Plain language adaptations of biomedical text using LLMs: Comparision of evaluation metrics
This work addresses health literacy by making biomedical information more accessible, though it is incremental as it compares existing LLM approaches on a known task.
The study applied Large Language Models to simplify biomedical texts for better health literacy, finding that gpt-4o-mini outperformed other methods, with G-Eval metrics aligning well with qualitative assessments.

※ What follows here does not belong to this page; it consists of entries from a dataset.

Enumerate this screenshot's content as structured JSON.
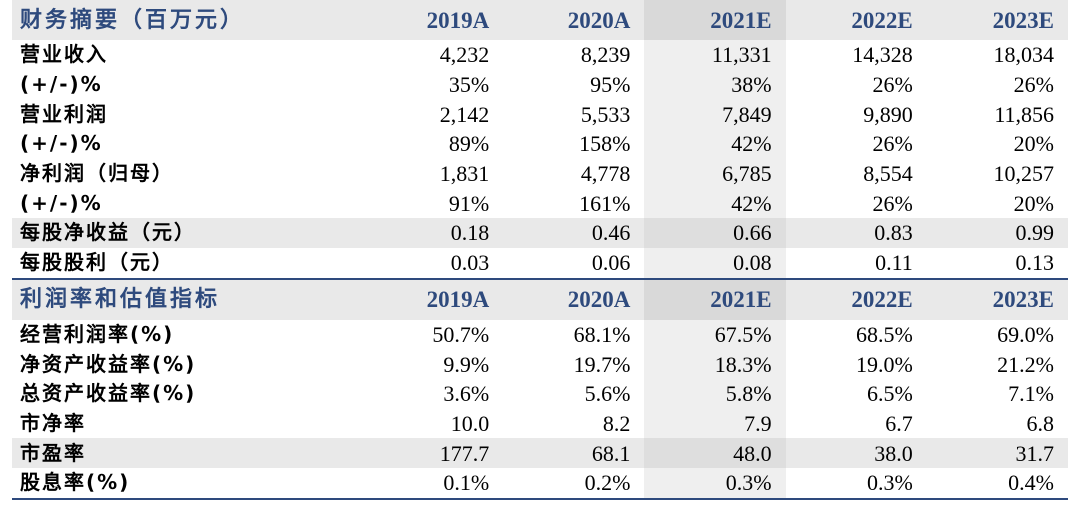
{
  "columns": [
    "2019A",
    "2020A",
    "2021E",
    "2022E",
    "2023E"
  ],
  "section1": {
    "title": "财务摘要（百万元）",
    "rows": [
      {
        "label": "营业收入",
        "values": [
          "4,232",
          "8,239",
          "11,331",
          "14,328",
          "18,034"
        ],
        "shaded": false
      },
      {
        "label": "(+/-)%",
        "values": [
          "35%",
          "95%",
          "38%",
          "26%",
          "26%"
        ],
        "shaded": false
      },
      {
        "label": "营业利润",
        "values": [
          "2,142",
          "5,533",
          "7,849",
          "9,890",
          "11,856"
        ],
        "shaded": false
      },
      {
        "label": "(+/-)%",
        "values": [
          "89%",
          "158%",
          "42%",
          "26%",
          "20%"
        ],
        "shaded": false
      },
      {
        "label": "净利润（归母）",
        "values": [
          "1,831",
          "4,778",
          "6,785",
          "8,554",
          "10,257"
        ],
        "shaded": false
      },
      {
        "label": "(+/-)%",
        "values": [
          "91%",
          "161%",
          "42%",
          "26%",
          "20%"
        ],
        "shaded": false
      },
      {
        "label": "每股净收益（元）",
        "values": [
          "0.18",
          "0.46",
          "0.66",
          "0.83",
          "0.99"
        ],
        "shaded": true
      },
      {
        "label": "每股股利（元）",
        "values": [
          "0.03",
          "0.06",
          "0.08",
          "0.11",
          "0.13"
        ],
        "shaded": false
      }
    ]
  },
  "section2": {
    "title": "利润率和估值指标",
    "rows": [
      {
        "label": "经营利润率(%)",
        "values": [
          "50.7%",
          "68.1%",
          "67.5%",
          "68.5%",
          "69.0%"
        ],
        "shaded": false
      },
      {
        "label": "净资产收益率(%)",
        "values": [
          "9.9%",
          "19.7%",
          "18.3%",
          "19.0%",
          "21.2%"
        ],
        "shaded": false
      },
      {
        "label": "总资产收益率(%)",
        "values": [
          "3.6%",
          "5.6%",
          "5.8%",
          "6.5%",
          "7.1%"
        ],
        "shaded": false
      },
      {
        "label": "市净率",
        "values": [
          "10.0",
          "8.2",
          "7.9",
          "6.7",
          "6.8"
        ],
        "shaded": false
      },
      {
        "label": "市盈率",
        "values": [
          "177.7",
          "68.1",
          "48.0",
          "38.0",
          "31.7"
        ],
        "shaded": true
      },
      {
        "label": "股息率(%)",
        "values": [
          "0.1%",
          "0.2%",
          "0.3%",
          "0.3%",
          "0.4%"
        ],
        "shaded": false
      }
    ]
  }
}
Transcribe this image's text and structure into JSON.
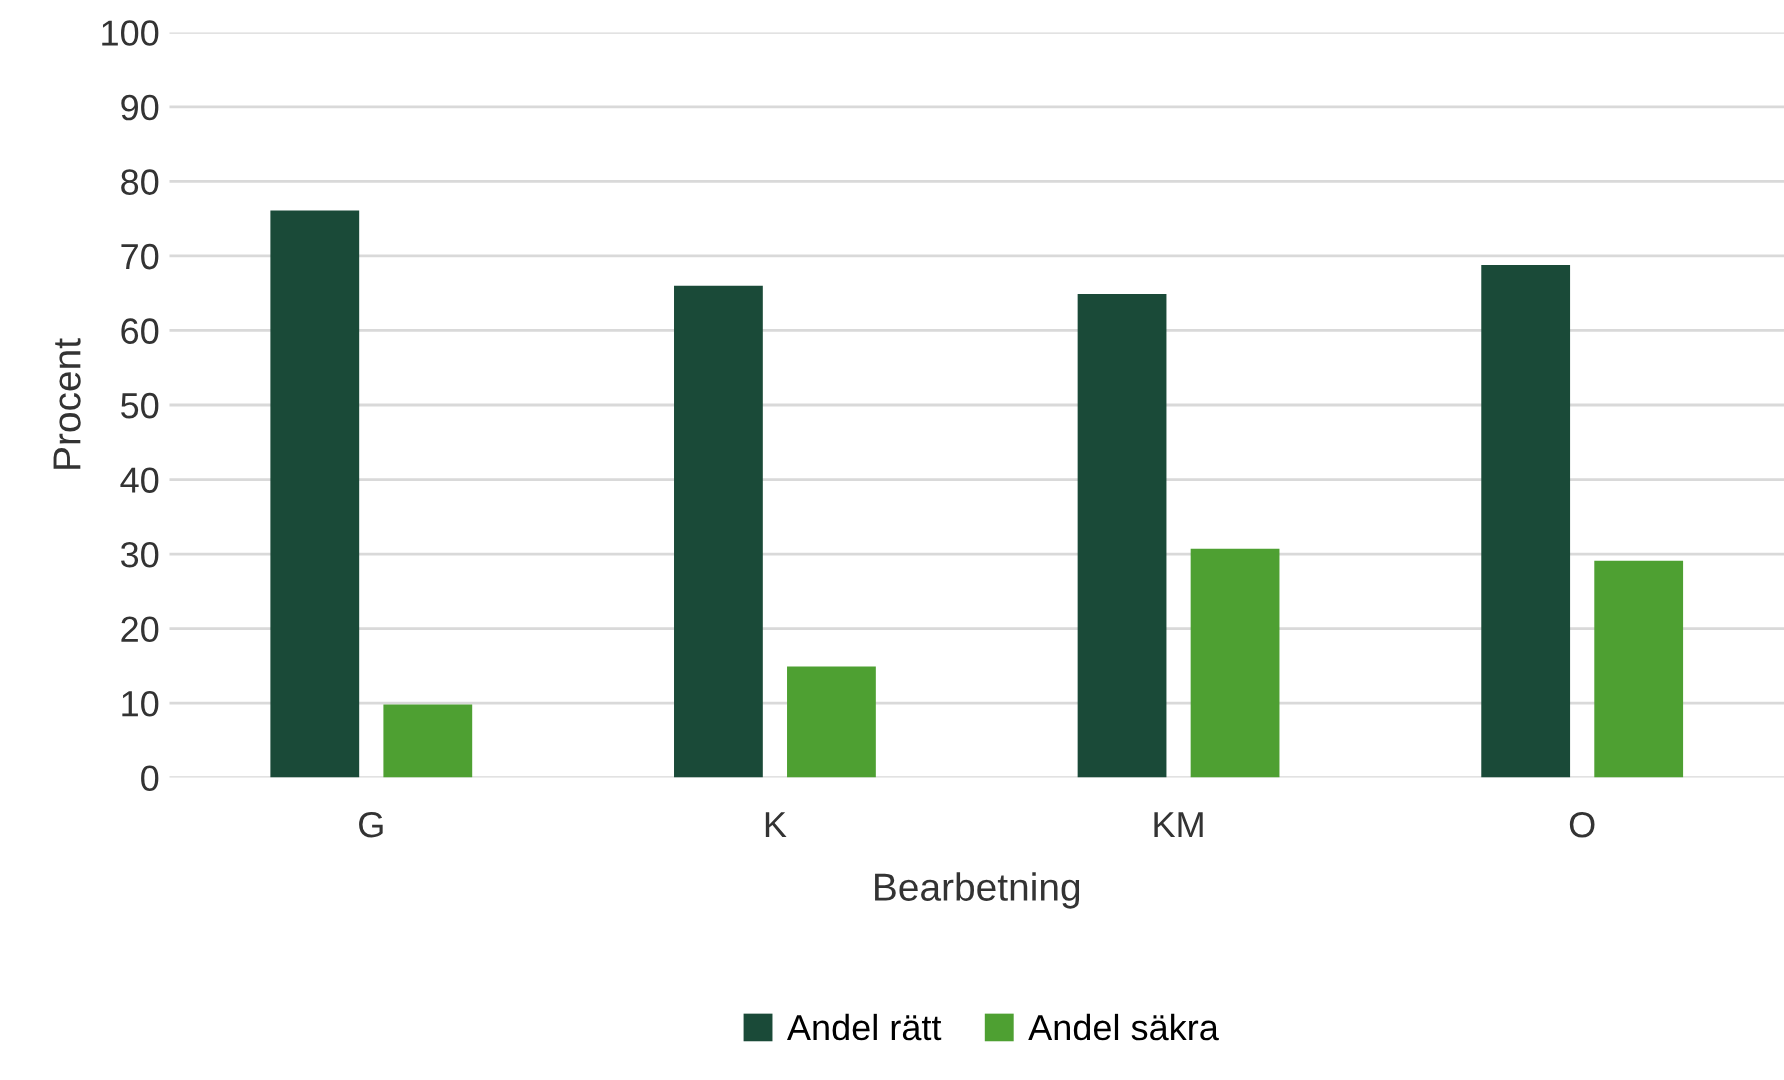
{
  "chart_data": {
    "type": "bar",
    "xlabel": "Bearbetning",
    "ylabel": "Procent",
    "categories": [
      "G",
      "K",
      "KM",
      "O"
    ],
    "series": [
      {
        "name": "Andel rätt",
        "color": "#1a4a38",
        "values": [
          76.1,
          66.0,
          64.9,
          68.8
        ]
      },
      {
        "name": "Andel säkra",
        "color": "#4ea032",
        "values": [
          9.8,
          14.9,
          30.7,
          29.1
        ]
      }
    ],
    "ylim": [
      0,
      100
    ],
    "yticks": [
      0,
      10,
      20,
      30,
      40,
      50,
      60,
      70,
      80,
      90,
      100
    ],
    "grid": "y",
    "legend": "bottom"
  }
}
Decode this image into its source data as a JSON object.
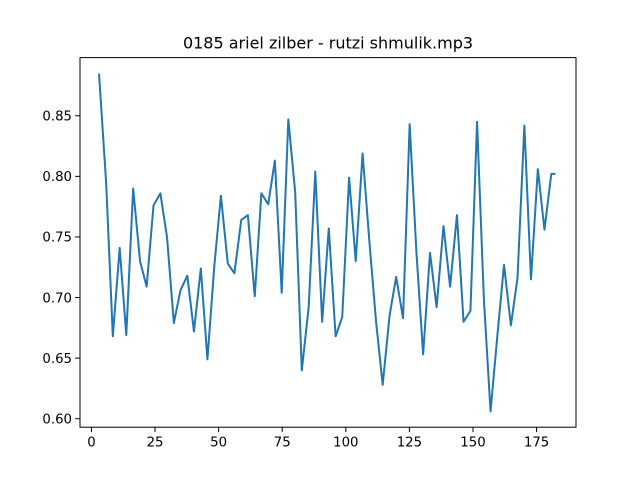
{
  "chart_data": {
    "type": "line",
    "title": "0185 ariel zilber - rutzi shmulik.mp3",
    "xlabel": "",
    "ylabel": "",
    "xlim": [
      -4.5,
      190.5
    ],
    "ylim": [
      0.593,
      0.898
    ],
    "xticks": [
      0,
      25,
      50,
      75,
      100,
      125,
      150,
      175
    ],
    "xtick_labels": [
      "0",
      "25",
      "50",
      "75",
      "100",
      "125",
      "150",
      "175"
    ],
    "yticks": [
      0.6,
      0.65,
      0.7,
      0.75,
      0.8,
      0.85
    ],
    "ytick_labels": [
      "0.60",
      "0.65",
      "0.70",
      "0.75",
      "0.80",
      "0.85"
    ],
    "grid": false,
    "legend": false,
    "series": [
      {
        "color": "#1f77b4",
        "x": [
          3,
          5.8,
          8.4,
          11.1,
          13.7,
          16.4,
          19.1,
          21.7,
          24.4,
          27.1,
          29.7,
          32.4,
          35,
          37.7,
          40.3,
          43,
          45.6,
          48.3,
          50.9,
          53.6,
          56.2,
          58.9,
          61.5,
          64.2,
          66.8,
          69.5,
          72.1,
          74.8,
          77.4,
          80.1,
          82.7,
          85.4,
          88,
          90.7,
          93.3,
          96,
          98.6,
          101.3,
          103.9,
          106.6,
          109.2,
          111.9,
          114.5,
          117.2,
          119.8,
          122.5,
          125.1,
          127.8,
          130.4,
          133.1,
          135.7,
          138.4,
          141,
          143.7,
          146.3,
          149,
          151.6,
          154.3,
          156.9,
          159.6,
          162.2,
          164.9,
          167.5,
          170.2,
          172.8,
          175.5,
          178.1,
          180.8,
          182
        ],
        "y": [
          0.884,
          0.794,
          0.668,
          0.741,
          0.669,
          0.79,
          0.73,
          0.709,
          0.776,
          0.786,
          0.75,
          0.679,
          0.706,
          0.718,
          0.672,
          0.724,
          0.649,
          0.726,
          0.784,
          0.728,
          0.72,
          0.764,
          0.768,
          0.701,
          0.786,
          0.777,
          0.813,
          0.704,
          0.847,
          0.787,
          0.64,
          0.692,
          0.804,
          0.68,
          0.757,
          0.668,
          0.684,
          0.799,
          0.73,
          0.819,
          0.748,
          0.68,
          0.628,
          0.685,
          0.717,
          0.683,
          0.843,
          0.736,
          0.653,
          0.737,
          0.692,
          0.759,
          0.709,
          0.768,
          0.68,
          0.689,
          0.845,
          0.698,
          0.606,
          0.669,
          0.727,
          0.677,
          0.716,
          0.842,
          0.715,
          0.806,
          0.756,
          0.802,
          0.802
        ]
      }
    ]
  }
}
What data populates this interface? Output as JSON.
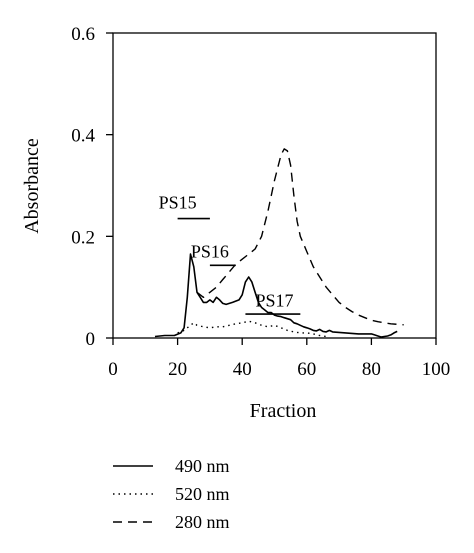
{
  "chart_data": {
    "type": "line",
    "xlabel": "Fraction",
    "ylabel": "Absorbance",
    "xlim": [
      0,
      100
    ],
    "ylim": [
      0,
      0.6
    ],
    "x_ticks": [
      0,
      20,
      40,
      60,
      80,
      100
    ],
    "x_tick_labels": [
      "0",
      "20",
      "40",
      "60",
      "80",
      "100"
    ],
    "y_ticks": [
      0,
      0.2,
      0.4,
      0.6
    ],
    "y_tick_labels": [
      "0",
      "0.2",
      "0.4",
      "0.6"
    ],
    "grid": false,
    "legend": "bottom-left, below plot",
    "series": [
      {
        "name": "490 nm",
        "style": "solid",
        "points": [
          [
            13,
            0.003
          ],
          [
            16,
            0.005
          ],
          [
            19,
            0.005
          ],
          [
            21,
            0.01
          ],
          [
            22,
            0.02
          ],
          [
            23,
            0.08
          ],
          [
            24,
            0.165
          ],
          [
            25,
            0.14
          ],
          [
            26,
            0.09
          ],
          [
            27,
            0.08
          ],
          [
            28,
            0.07
          ],
          [
            29,
            0.07
          ],
          [
            30,
            0.075
          ],
          [
            31,
            0.07
          ],
          [
            32,
            0.08
          ],
          [
            33,
            0.075
          ],
          [
            34,
            0.068
          ],
          [
            35,
            0.066
          ],
          [
            37,
            0.07
          ],
          [
            39,
            0.075
          ],
          [
            40,
            0.085
          ],
          [
            41,
            0.11
          ],
          [
            42,
            0.12
          ],
          [
            43,
            0.11
          ],
          [
            44,
            0.09
          ],
          [
            45,
            0.07
          ],
          [
            46,
            0.06
          ],
          [
            47,
            0.055
          ],
          [
            48,
            0.05
          ],
          [
            49,
            0.05
          ],
          [
            50,
            0.045
          ],
          [
            51,
            0.043
          ],
          [
            52,
            0.042
          ],
          [
            53,
            0.04
          ],
          [
            54,
            0.038
          ],
          [
            55,
            0.036
          ],
          [
            56,
            0.03
          ],
          [
            57,
            0.028
          ],
          [
            58,
            0.025
          ],
          [
            59,
            0.022
          ],
          [
            60,
            0.02
          ],
          [
            61,
            0.018
          ],
          [
            62,
            0.015
          ],
          [
            63,
            0.014
          ],
          [
            64,
            0.017
          ],
          [
            65,
            0.013
          ],
          [
            66,
            0.012
          ],
          [
            67,
            0.015
          ],
          [
            68,
            0.012
          ],
          [
            70,
            0.011
          ],
          [
            72,
            0.01
          ],
          [
            74,
            0.009
          ],
          [
            76,
            0.008
          ],
          [
            78,
            0.008
          ],
          [
            80,
            0.008
          ],
          [
            81,
            0.006
          ],
          [
            82,
            0.004
          ],
          [
            83,
            0.002
          ],
          [
            84,
            0.003
          ],
          [
            85,
            0.004
          ],
          [
            86,
            0.006
          ],
          [
            87,
            0.01
          ],
          [
            88,
            0.013
          ]
        ]
      },
      {
        "name": "520 nm",
        "style": "dotted",
        "points": [
          [
            20,
            0.01
          ],
          [
            22,
            0.015
          ],
          [
            24,
            0.025
          ],
          [
            25,
            0.03
          ],
          [
            26,
            0.025
          ],
          [
            28,
            0.022
          ],
          [
            30,
            0.02
          ],
          [
            32,
            0.022
          ],
          [
            34,
            0.022
          ],
          [
            36,
            0.025
          ],
          [
            38,
            0.028
          ],
          [
            40,
            0.03
          ],
          [
            42,
            0.033
          ],
          [
            44,
            0.03
          ],
          [
            46,
            0.025
          ],
          [
            48,
            0.022
          ],
          [
            50,
            0.025
          ],
          [
            52,
            0.02
          ],
          [
            54,
            0.015
          ],
          [
            56,
            0.012
          ],
          [
            58,
            0.01
          ],
          [
            60,
            0.01
          ],
          [
            62,
            0.008
          ],
          [
            64,
            0.005
          ],
          [
            66,
            0.003
          ]
        ]
      },
      {
        "name": "280 nm",
        "style": "dashed",
        "points": [
          [
            26,
            0.09
          ],
          [
            28,
            0.08
          ],
          [
            30,
            0.09
          ],
          [
            32,
            0.1
          ],
          [
            34,
            0.115
          ],
          [
            36,
            0.13
          ],
          [
            38,
            0.145
          ],
          [
            40,
            0.155
          ],
          [
            42,
            0.165
          ],
          [
            44,
            0.175
          ],
          [
            46,
            0.2
          ],
          [
            48,
            0.25
          ],
          [
            50,
            0.31
          ],
          [
            52,
            0.36
          ],
          [
            53,
            0.372
          ],
          [
            54,
            0.368
          ],
          [
            55,
            0.34
          ],
          [
            56,
            0.28
          ],
          [
            57,
            0.23
          ],
          [
            58,
            0.2
          ],
          [
            59,
            0.185
          ],
          [
            60,
            0.17
          ],
          [
            62,
            0.14
          ],
          [
            64,
            0.12
          ],
          [
            66,
            0.1
          ],
          [
            68,
            0.085
          ],
          [
            70,
            0.07
          ],
          [
            72,
            0.06
          ],
          [
            74,
            0.052
          ],
          [
            76,
            0.045
          ],
          [
            78,
            0.04
          ],
          [
            80,
            0.035
          ],
          [
            82,
            0.032
          ],
          [
            84,
            0.03
          ],
          [
            86,
            0.028
          ],
          [
            88,
            0.027
          ],
          [
            90,
            0.026
          ]
        ]
      }
    ],
    "annotations": [
      {
        "text": "PS15",
        "x": 20,
        "y": 0.255,
        "bar": [
          20,
          30,
          0.235
        ]
      },
      {
        "text": "PS16",
        "x": 30,
        "y": 0.158,
        "bar": [
          30,
          38,
          0.143
        ]
      },
      {
        "text": "PS17",
        "x": 50,
        "y": 0.062,
        "bar": [
          41,
          58,
          0.047
        ]
      }
    ]
  }
}
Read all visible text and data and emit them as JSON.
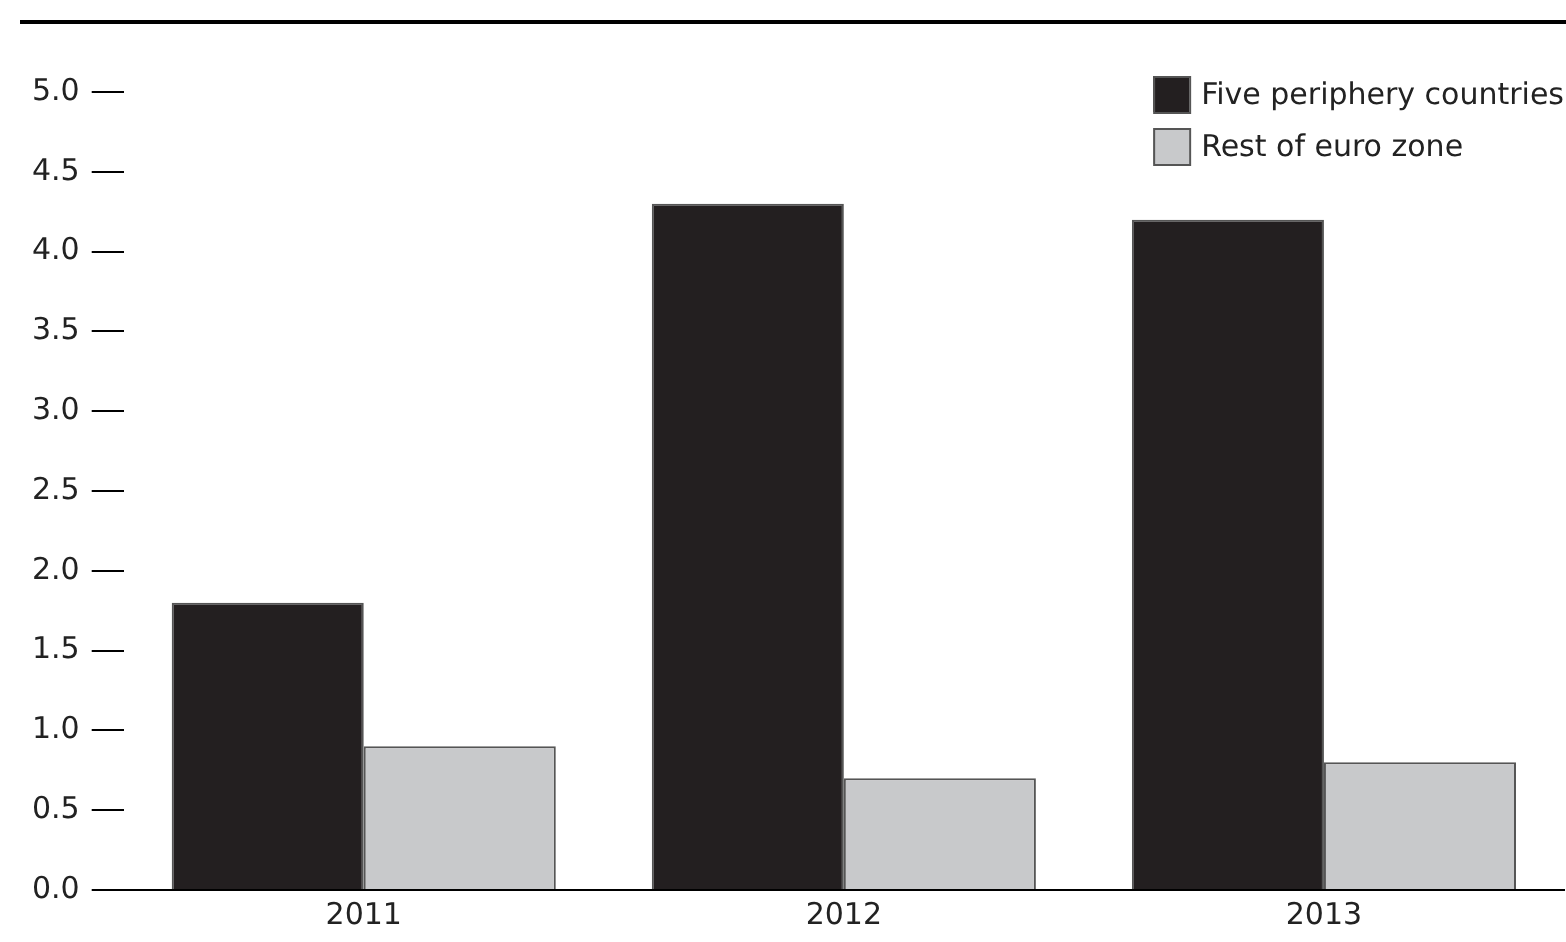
{
  "chart_data": {
    "type": "bar",
    "categories": [
      "2011",
      "2012",
      "2013"
    ],
    "series": [
      {
        "name": "Five periphery countries",
        "color": "#231f20",
        "values": [
          1.8,
          4.3,
          4.2
        ]
      },
      {
        "name": "Rest of euro zone",
        "color": "#c8c9cb",
        "values": [
          0.9,
          0.7,
          0.8
        ]
      }
    ],
    "ylim": [
      0,
      5
    ],
    "yticks": [
      {
        "value": 0,
        "label": "0.0"
      },
      {
        "value": 0.5,
        "label": "0.5"
      },
      {
        "value": 1,
        "label": "1.0"
      },
      {
        "value": 1.5,
        "label": "1.5"
      },
      {
        "value": 2,
        "label": "2.0"
      },
      {
        "value": 2.5,
        "label": "2.5"
      },
      {
        "value": 3,
        "label": "3.0"
      },
      {
        "value": 3.5,
        "label": "3.5"
      },
      {
        "value": 4,
        "label": "4.0"
      },
      {
        "value": 4.5,
        "label": "4.5"
      },
      {
        "value": 5,
        "label": "5.0"
      }
    ],
    "grid": false,
    "legend": "top right"
  }
}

This study investigated the application of Large Language Models (LLMs) for simplifying biomedical texts to enhance health literacy. Using a public dataset, which included plain language adaptations of biomedical abstracts, we developed and evaluated several approaches, specifically a baseline approach using a prompt template, a two AI agent approach, and a fine-tuning approach. We selected OpenAI gpt-4o and gpt-4o mini models as baselines for further research. We evaluated our approaches with quantitative metrics, such as Flesch-Kincaid grade level, SMOG Index, SARI, and BERTScore, G-Eval, as well as with qualitative metric, more precisely 5-point Likert scales for simplicity, accuracy, completeness, brevity. Results showed a superior performance of gpt-4o-mini and an underperformance of FT approaches. G-Eval, a LLM based quantitative metric, showed promising results, ranking the approaches similarly as the qualitative metric.